Lorenzo Vitelli regardait le policier feuilleter l’album. Valence y jetait un coup d’œil par-dessus son épaule. Ça ne plaisait pas à l’évêque que la police s’approche ainsi de Gabriella. Est-ce qu’ils avaient l’intention de lui faire subir des interrogatoires ?
— Pourquoi toute cette agitation ? demanda-t-il à Ruggieri. Est-ce si extraordinaire pour une femme d’avoir une fille ?

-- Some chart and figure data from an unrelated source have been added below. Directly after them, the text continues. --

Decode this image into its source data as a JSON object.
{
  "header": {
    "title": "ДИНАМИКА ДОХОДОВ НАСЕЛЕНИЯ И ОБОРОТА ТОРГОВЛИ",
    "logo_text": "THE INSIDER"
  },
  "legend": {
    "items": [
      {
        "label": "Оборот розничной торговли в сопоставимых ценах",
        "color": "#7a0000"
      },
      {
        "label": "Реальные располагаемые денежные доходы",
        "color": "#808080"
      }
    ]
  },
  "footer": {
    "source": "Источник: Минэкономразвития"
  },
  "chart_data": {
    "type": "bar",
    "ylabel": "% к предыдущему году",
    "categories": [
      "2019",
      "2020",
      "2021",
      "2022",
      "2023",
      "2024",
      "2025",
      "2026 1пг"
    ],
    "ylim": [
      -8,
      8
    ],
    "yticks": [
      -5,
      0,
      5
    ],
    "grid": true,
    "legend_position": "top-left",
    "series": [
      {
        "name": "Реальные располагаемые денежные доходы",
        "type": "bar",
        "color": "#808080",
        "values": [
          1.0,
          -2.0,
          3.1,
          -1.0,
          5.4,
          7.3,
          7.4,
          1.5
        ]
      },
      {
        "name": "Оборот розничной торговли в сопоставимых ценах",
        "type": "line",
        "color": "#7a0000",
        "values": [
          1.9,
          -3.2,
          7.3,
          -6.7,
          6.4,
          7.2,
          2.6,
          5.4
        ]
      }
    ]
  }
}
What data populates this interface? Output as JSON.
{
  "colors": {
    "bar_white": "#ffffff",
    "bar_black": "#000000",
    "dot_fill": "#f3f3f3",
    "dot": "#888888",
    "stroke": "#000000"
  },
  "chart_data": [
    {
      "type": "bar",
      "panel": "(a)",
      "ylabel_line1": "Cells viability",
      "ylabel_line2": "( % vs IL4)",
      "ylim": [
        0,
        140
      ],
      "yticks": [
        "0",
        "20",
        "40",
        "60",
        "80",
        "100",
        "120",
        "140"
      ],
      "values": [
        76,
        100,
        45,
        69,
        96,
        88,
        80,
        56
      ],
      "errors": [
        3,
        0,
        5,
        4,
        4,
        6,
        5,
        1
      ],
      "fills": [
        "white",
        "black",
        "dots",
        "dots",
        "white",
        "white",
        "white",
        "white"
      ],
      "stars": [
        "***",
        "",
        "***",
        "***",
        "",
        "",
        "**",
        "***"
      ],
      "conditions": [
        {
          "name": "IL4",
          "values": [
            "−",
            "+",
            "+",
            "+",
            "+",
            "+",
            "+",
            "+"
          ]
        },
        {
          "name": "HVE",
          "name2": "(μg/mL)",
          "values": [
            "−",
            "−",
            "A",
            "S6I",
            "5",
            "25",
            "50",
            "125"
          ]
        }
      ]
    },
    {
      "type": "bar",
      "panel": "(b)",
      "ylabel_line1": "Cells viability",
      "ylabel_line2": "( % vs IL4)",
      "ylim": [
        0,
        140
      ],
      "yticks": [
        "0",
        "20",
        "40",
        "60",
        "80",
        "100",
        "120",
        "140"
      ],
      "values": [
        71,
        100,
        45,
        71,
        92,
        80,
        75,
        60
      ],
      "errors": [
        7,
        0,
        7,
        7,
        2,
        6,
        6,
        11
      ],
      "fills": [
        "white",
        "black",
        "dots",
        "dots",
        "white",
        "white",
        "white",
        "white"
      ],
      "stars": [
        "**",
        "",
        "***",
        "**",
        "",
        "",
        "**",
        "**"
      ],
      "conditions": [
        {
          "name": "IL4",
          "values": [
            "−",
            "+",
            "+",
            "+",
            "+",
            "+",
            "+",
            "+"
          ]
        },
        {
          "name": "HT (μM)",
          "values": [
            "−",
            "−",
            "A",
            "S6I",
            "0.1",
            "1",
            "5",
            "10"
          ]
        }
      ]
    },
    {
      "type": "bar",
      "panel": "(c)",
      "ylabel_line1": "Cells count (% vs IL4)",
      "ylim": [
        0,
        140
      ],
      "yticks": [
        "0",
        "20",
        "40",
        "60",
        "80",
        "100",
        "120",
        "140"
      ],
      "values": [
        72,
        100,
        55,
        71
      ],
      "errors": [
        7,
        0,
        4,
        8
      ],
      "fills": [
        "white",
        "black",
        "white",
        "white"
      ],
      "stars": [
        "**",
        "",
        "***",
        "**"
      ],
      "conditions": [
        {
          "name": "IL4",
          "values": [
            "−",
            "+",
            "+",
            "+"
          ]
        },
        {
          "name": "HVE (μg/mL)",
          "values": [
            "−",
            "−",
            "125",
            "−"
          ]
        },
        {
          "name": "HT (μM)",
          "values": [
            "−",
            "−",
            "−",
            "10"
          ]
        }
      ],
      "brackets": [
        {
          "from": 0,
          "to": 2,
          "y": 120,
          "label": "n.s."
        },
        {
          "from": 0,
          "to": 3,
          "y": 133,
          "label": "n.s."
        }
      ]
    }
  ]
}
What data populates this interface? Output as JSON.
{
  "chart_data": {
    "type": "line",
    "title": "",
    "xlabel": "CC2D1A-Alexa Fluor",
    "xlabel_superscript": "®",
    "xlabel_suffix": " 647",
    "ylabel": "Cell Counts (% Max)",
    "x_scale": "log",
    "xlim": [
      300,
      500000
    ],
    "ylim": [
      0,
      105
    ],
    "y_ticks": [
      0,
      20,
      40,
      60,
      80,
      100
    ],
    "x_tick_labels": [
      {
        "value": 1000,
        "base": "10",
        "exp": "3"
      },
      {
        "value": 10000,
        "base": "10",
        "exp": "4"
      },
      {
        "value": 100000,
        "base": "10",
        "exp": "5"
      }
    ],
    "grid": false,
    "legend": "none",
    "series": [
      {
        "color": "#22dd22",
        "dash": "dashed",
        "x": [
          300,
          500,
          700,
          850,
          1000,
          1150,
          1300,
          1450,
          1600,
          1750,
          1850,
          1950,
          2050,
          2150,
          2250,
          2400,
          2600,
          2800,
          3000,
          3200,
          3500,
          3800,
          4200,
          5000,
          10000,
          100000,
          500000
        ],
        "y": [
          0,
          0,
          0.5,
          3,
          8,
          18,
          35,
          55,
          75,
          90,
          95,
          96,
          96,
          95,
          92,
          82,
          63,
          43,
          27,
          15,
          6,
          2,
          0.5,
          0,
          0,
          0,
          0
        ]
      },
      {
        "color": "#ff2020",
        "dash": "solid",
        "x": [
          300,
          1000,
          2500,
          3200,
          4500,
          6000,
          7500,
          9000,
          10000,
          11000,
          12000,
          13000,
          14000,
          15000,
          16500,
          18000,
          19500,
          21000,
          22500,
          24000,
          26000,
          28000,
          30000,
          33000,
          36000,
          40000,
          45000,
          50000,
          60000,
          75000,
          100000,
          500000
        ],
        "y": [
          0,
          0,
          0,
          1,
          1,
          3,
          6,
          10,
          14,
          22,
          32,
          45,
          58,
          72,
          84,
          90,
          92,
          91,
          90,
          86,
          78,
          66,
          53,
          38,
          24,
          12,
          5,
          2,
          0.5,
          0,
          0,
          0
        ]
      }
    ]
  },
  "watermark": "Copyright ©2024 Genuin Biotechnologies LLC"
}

— Supposons qu’Henri Valhubert ne soit pas venu à Rome pour le Michel-Ange, mais parce qu’il aurait appris l’existence de Gabriella Delorme, ce qui expliquerait son voyage impromptu, qui n’était pas, paraît-il, dans ses habitudes. Supposons qu’il ait voulu donner le change en venant enquêter à la Vaticane, mais qu’il ait cherché en réalité à vérifier l’ascendance de Gabriella. Le scandale qu’il s’apprêtait ainsi à déclencher aurait fait un tort irréparable à Laura Valhubert. Il aurait divorcé. Vous savez bien que Mme Valhubert n’a pas un sou à elle.
— Laura était en France quand on a tué son mari, dit Vitelli.
— Bien sûr, elle n’est pas coupable. Mais Laura Valhubert n’est pas n’importe qui et beaucoup sont à sa dévotion. N’est-ce pas, monseigneur ? Claude ou Gabriella, par exemple, seraient prêts à faire beaucoup pour la protéger. Sans compter qu’ils avaient tous les deux des comptes à régler avec Henri Valhubert et que sa mort, en outre, les rend riches. Alors, tout ça se combine et ça pousse jusqu’au meurtre.